The clustering index is the average number of units in the connected components of this map.
We also perform exactly the same computations for shuffled activations, in order to obtain a reference clustering index. A network is said to exhibit clustering if its index is larger than the reference index obtained for shuffled activations.
Quantifying topography
Consider a unit x and its neighborhood V(x). We quantify topography as the average over x of the proportion of units in V(x) that have the same preference as x.
S3. Auto-encoding as regularization for Reset networks
We trained Reset networks of widths 1, 2 and 4 to classify Cifar-100, with and without adding a subnetwork to reconstruct the input. We then presented 1000 images from the test set to each of the 6 networks, and collected their activations on the grids.

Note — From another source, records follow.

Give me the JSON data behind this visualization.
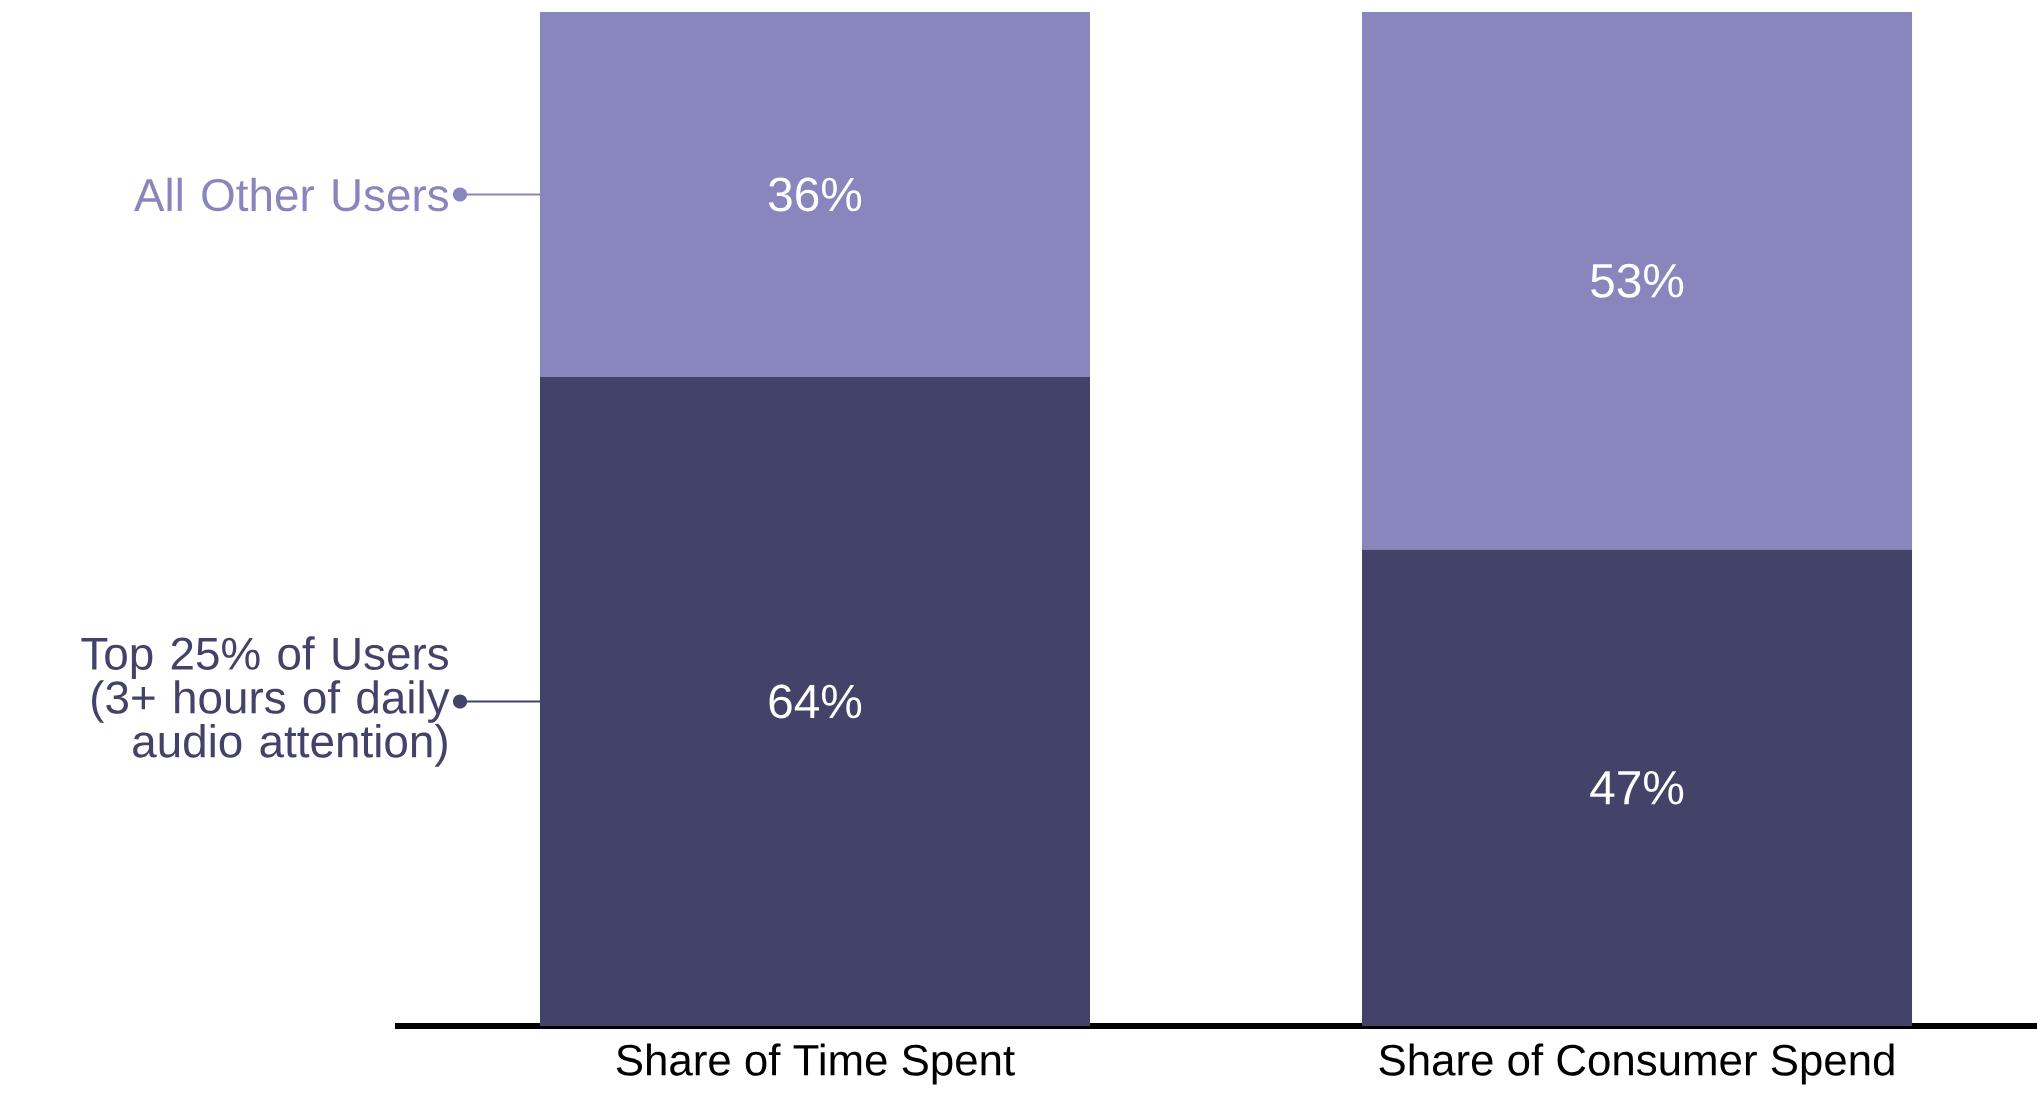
{
  "chart_data": {
    "type": "bar",
    "stacked": true,
    "categories": [
      "Share of Time Spent",
      "Share of Consumer Spend"
    ],
    "series": [
      {
        "name": "Top 25% of Users (3+ hours of daily audio attention)",
        "color": "#434369",
        "values": [
          64,
          47
        ],
        "value_labels": [
          "64%",
          "47%"
        ]
      },
      {
        "name": "All Other Users",
        "color": "#8986be",
        "values": [
          36,
          53
        ],
        "value_labels": [
          "36%",
          "53%"
        ]
      }
    ],
    "tick_labels": "x",
    "legend": "left"
  }
}
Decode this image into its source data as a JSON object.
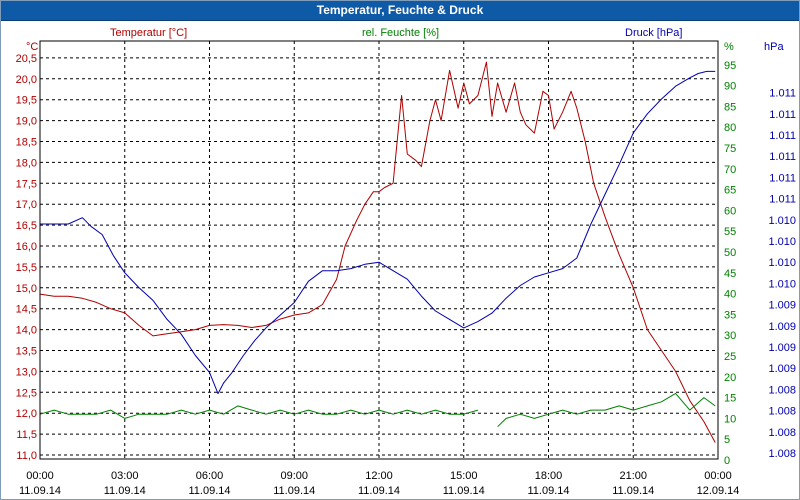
{
  "window": {
    "title": "Temperatur, Feuchte & Druck"
  },
  "chart_data": {
    "type": "line",
    "title": "Temperatur, Feuchte & Druck",
    "x": [
      "00:00",
      "03:00",
      "06:00",
      "09:00",
      "12:00",
      "15:00",
      "18:00",
      "21:00",
      "00:00"
    ],
    "x_dates": [
      "11.09.14",
      "11.09.14",
      "11.09.14",
      "11.09.14",
      "11.09.14",
      "11.09.14",
      "11.09.14",
      "11.09.14",
      "12.09.14"
    ],
    "xlim_hours": [
      0,
      24
    ],
    "colors": {
      "temperature": "#b00000",
      "humidity": "#008000",
      "pressure": "#0000b0"
    },
    "axes": {
      "left": {
        "unit": "°C",
        "range": [
          11.0,
          20.5
        ],
        "ticks": [
          "11,0",
          "11,5",
          "12,0",
          "12,5",
          "13,0",
          "13,5",
          "14,0",
          "14,5",
          "15,0",
          "15,5",
          "16,0",
          "16,5",
          "17,0",
          "17,5",
          "18,0",
          "18,5",
          "19,0",
          "19,5",
          "20,0",
          "20,5"
        ]
      },
      "right1": {
        "unit": "%",
        "range": [
          0,
          97
        ],
        "ticks": [
          "0",
          "5",
          "10",
          "15",
          "20",
          "25",
          "30",
          "35",
          "40",
          "45",
          "50",
          "55",
          "60",
          "65",
          "70",
          "75",
          "80",
          "85",
          "90",
          "95"
        ]
      },
      "right2": {
        "unit": "hPa",
        "range": [
          0,
          18
        ],
        "ticks": [
          "1.008",
          "1.008",
          "1.008",
          "1.008",
          "1.009",
          "1.009",
          "1.009",
          "1.009",
          "1.010",
          "1.010",
          "1.010",
          "1.010",
          "1.011",
          "1.011",
          "1.011",
          "1.011",
          "1.011",
          "1.011"
        ]
      }
    },
    "series": [
      {
        "name": "Temperatur [°C]",
        "axis": "left",
        "x": [
          0,
          0.5,
          1,
          1.5,
          2,
          2.5,
          3,
          3.5,
          4,
          4.5,
          5,
          5.5,
          6,
          6.5,
          7,
          7.5,
          8,
          8.5,
          9,
          9.5,
          10,
          10.5,
          10.8,
          11.2,
          11.5,
          11.8,
          12.0,
          12.2,
          12.5,
          12.8,
          13.0,
          13.3,
          13.5,
          13.8,
          14.0,
          14.2,
          14.5,
          14.8,
          15.0,
          15.2,
          15.5,
          15.8,
          16.0,
          16.2,
          16.5,
          16.8,
          17.0,
          17.2,
          17.5,
          17.8,
          18.0,
          18.2,
          18.5,
          18.8,
          19.0,
          19.3,
          19.6,
          20.0,
          20.5,
          21.0,
          21.5,
          22.0,
          22.5,
          23.0,
          23.5,
          23.9
        ],
        "values": [
          14.85,
          14.8,
          14.8,
          14.75,
          14.65,
          14.5,
          14.4,
          14.1,
          13.85,
          13.9,
          13.95,
          14.0,
          14.1,
          14.12,
          14.1,
          14.05,
          14.1,
          14.25,
          14.35,
          14.4,
          14.6,
          15.2,
          16.0,
          16.6,
          17.0,
          17.3,
          17.3,
          17.4,
          17.5,
          19.6,
          18.2,
          18.05,
          17.9,
          19.0,
          19.5,
          19.0,
          20.2,
          19.3,
          19.9,
          19.4,
          19.6,
          20.4,
          19.1,
          19.9,
          19.2,
          19.9,
          19.2,
          18.9,
          18.7,
          19.7,
          19.6,
          18.8,
          19.2,
          19.7,
          19.3,
          18.5,
          17.5,
          16.7,
          15.8,
          15.0,
          14.0,
          13.5,
          13.0,
          12.3,
          11.8,
          11.3
        ]
      },
      {
        "name": "rel. Feuchte [%]",
        "axis": "right1",
        "x": [
          0,
          0.5,
          1,
          1.5,
          2,
          2.5,
          3,
          3.5,
          4,
          4.5,
          5,
          5.5,
          6,
          6.5,
          7,
          7.5,
          8,
          8.5,
          9,
          9.5,
          10,
          10.5,
          11,
          11.5,
          12,
          12.5,
          13,
          13.5,
          14,
          14.5,
          15,
          15.5,
          null,
          16.2,
          16.5,
          17,
          17.5,
          18,
          18.5,
          19,
          19.5,
          20,
          20.5,
          21,
          21.5,
          22,
          22.5,
          23,
          23.5,
          23.9
        ],
        "values": [
          11,
          12,
          11,
          11,
          11,
          12,
          10,
          11,
          11,
          11,
          12,
          11,
          12,
          11,
          13,
          12,
          11,
          12,
          11,
          12,
          11,
          11,
          12,
          11,
          12,
          11,
          12,
          11,
          12,
          11,
          11,
          12,
          null,
          8,
          10,
          11,
          10,
          11,
          12,
          11,
          12,
          12,
          13,
          12,
          13,
          14,
          16,
          12,
          15,
          13
        ]
      },
      {
        "name": "Druck [hPa]",
        "axis": "right2",
        "x": [
          0,
          1.0,
          1.5,
          1.8,
          2.2,
          2.6,
          3.0,
          3.5,
          4.0,
          4.5,
          5.0,
          5.5,
          6.0,
          6.3,
          6.5,
          6.8,
          7.2,
          7.6,
          8.0,
          8.5,
          9.0,
          9.5,
          10.0,
          10.5,
          11.0,
          11.5,
          12.0,
          12.5,
          13.0,
          13.5,
          14.0,
          14.5,
          15.0,
          15.5,
          16.0,
          16.5,
          17.0,
          17.5,
          18.0,
          18.5,
          19.0,
          19.5,
          20.0,
          20.5,
          21.0,
          21.5,
          22.0,
          22.5,
          23.0,
          23.3,
          23.6,
          23.9
        ],
        "values": [
          10.8,
          10.8,
          11.1,
          10.7,
          10.3,
          9.3,
          8.5,
          7.8,
          7.2,
          6.3,
          5.6,
          4.6,
          3.8,
          2.8,
          3.3,
          3.8,
          4.6,
          5.3,
          5.9,
          6.5,
          7.1,
          8.1,
          8.6,
          8.6,
          8.7,
          8.9,
          9.0,
          8.6,
          8.2,
          7.4,
          6.7,
          6.3,
          5.9,
          6.2,
          6.6,
          7.3,
          7.9,
          8.3,
          8.5,
          8.7,
          9.2,
          10.8,
          12.2,
          13.6,
          15.1,
          16.0,
          16.7,
          17.3,
          17.7,
          17.9,
          18.0,
          18.0
        ]
      }
    ]
  }
}
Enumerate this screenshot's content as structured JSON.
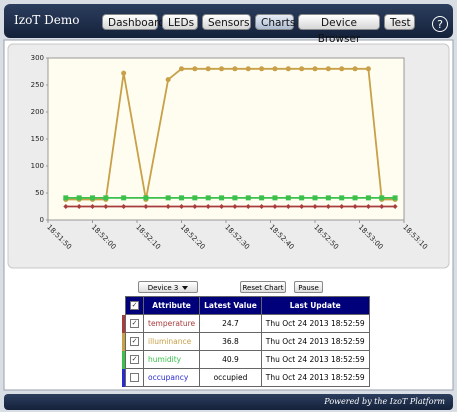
{
  "header": {
    "title": "IzoT Demo",
    "tabs": [
      "Dashboard",
      "LEDs",
      "Sensors",
      "Charts",
      "Device Browser",
      "Test"
    ],
    "active_tab": 3,
    "help": "?"
  },
  "chart_data": {
    "type": "line",
    "x": [
      "18:51:54",
      "18:51:57",
      "18:52:00",
      "18:52:03",
      "18:52:07",
      "18:52:12",
      "18:52:17",
      "18:52:20",
      "18:52:23",
      "18:52:26",
      "18:52:29",
      "18:52:32",
      "18:52:35",
      "18:52:38",
      "18:52:41",
      "18:52:44",
      "18:52:47",
      "18:52:50",
      "18:52:53",
      "18:52:56",
      "18:52:59",
      "18:53:02",
      "18:53:05",
      "18:53:08"
    ],
    "series": [
      {
        "color": "#a83c3c",
        "marker": "diamond",
        "values": [
          25,
          25,
          25,
          25,
          25,
          25,
          25,
          25,
          25,
          25,
          25,
          25,
          25,
          25,
          25,
          25,
          25,
          25,
          25,
          25,
          25,
          25,
          25,
          25
        ]
      },
      {
        "color": "#c8a048",
        "marker": "circle",
        "values": [
          38,
          38,
          38,
          38,
          272,
          38,
          260,
          280,
          280,
          280,
          280,
          280,
          280,
          280,
          280,
          280,
          280,
          280,
          280,
          280,
          280,
          280,
          38,
          38
        ]
      },
      {
        "color": "#3cc04c",
        "marker": "square",
        "values": [
          41,
          41,
          41,
          41,
          41,
          41,
          41,
          41,
          41,
          41,
          41,
          41,
          41,
          41,
          41,
          41,
          41,
          41,
          41,
          41,
          41,
          41,
          41,
          41
        ]
      }
    ],
    "xlim": [
      "18:51:50",
      "18:53:10"
    ],
    "xticks": [
      "18:51:50",
      "18:52:00",
      "18:52:10",
      "18:52:20",
      "18:52:30",
      "18:52:40",
      "18:52:50",
      "18:53:00",
      "18:53:10"
    ],
    "ylim": [
      0,
      300
    ],
    "yticks": [
      0,
      50,
      100,
      150,
      200,
      250,
      300
    ],
    "grid": false
  },
  "controls": {
    "device": "Device 3",
    "reset": "Reset Chart",
    "pause": "Pause"
  },
  "table": {
    "header_checked": true,
    "columns": [
      "Attribute",
      "Latest Value",
      "Last Update"
    ],
    "rows": [
      {
        "color": "#a83c3c",
        "checked": true,
        "attribute": "temperature",
        "value": 24.7,
        "updated": "Thu Oct 24 2013 18:52:59"
      },
      {
        "color": "#c8a048",
        "checked": true,
        "attribute": "illuminance",
        "value": 36.8,
        "updated": "Thu Oct 24 2013 18:52:59"
      },
      {
        "color": "#3cc04c",
        "checked": true,
        "attribute": "humidity",
        "value": 40.9,
        "updated": "Thu Oct 24 2013 18:52:59"
      },
      {
        "color": "#2a2ad0",
        "checked": false,
        "attribute": "occupancy",
        "value": "occupied",
        "updated": "Thu Oct 24 2013 18:52:59"
      }
    ]
  },
  "footer": "Powered by the IzoT Platform"
}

Figure S3 (upper line) shows that activation is not evenly distributed on a Reset network’s grid. Units often become polarized, in the sense that many units are rarely activated if ever (dark purple), while many others are very often activated (yellow). This polarization effect becomes stronger within some subnetworks, as network width grows.
Figure S3 (lower line) also shows that polarization can be alleviated by introducing a level 2 subnetwork whose task is to reconstruct the input (red arrow on the model’s figure).
Acknowledgments
We thank Thibault Fouqueray for early and stimulating discussions where this idea was seeded, and Florence Bouhali for ongoing discussions, original ideas and encouragements on Reset networks. We also thank Hyodong Lee for exchanges that provided useful information on Topographic Deep Artificial Neural Networks.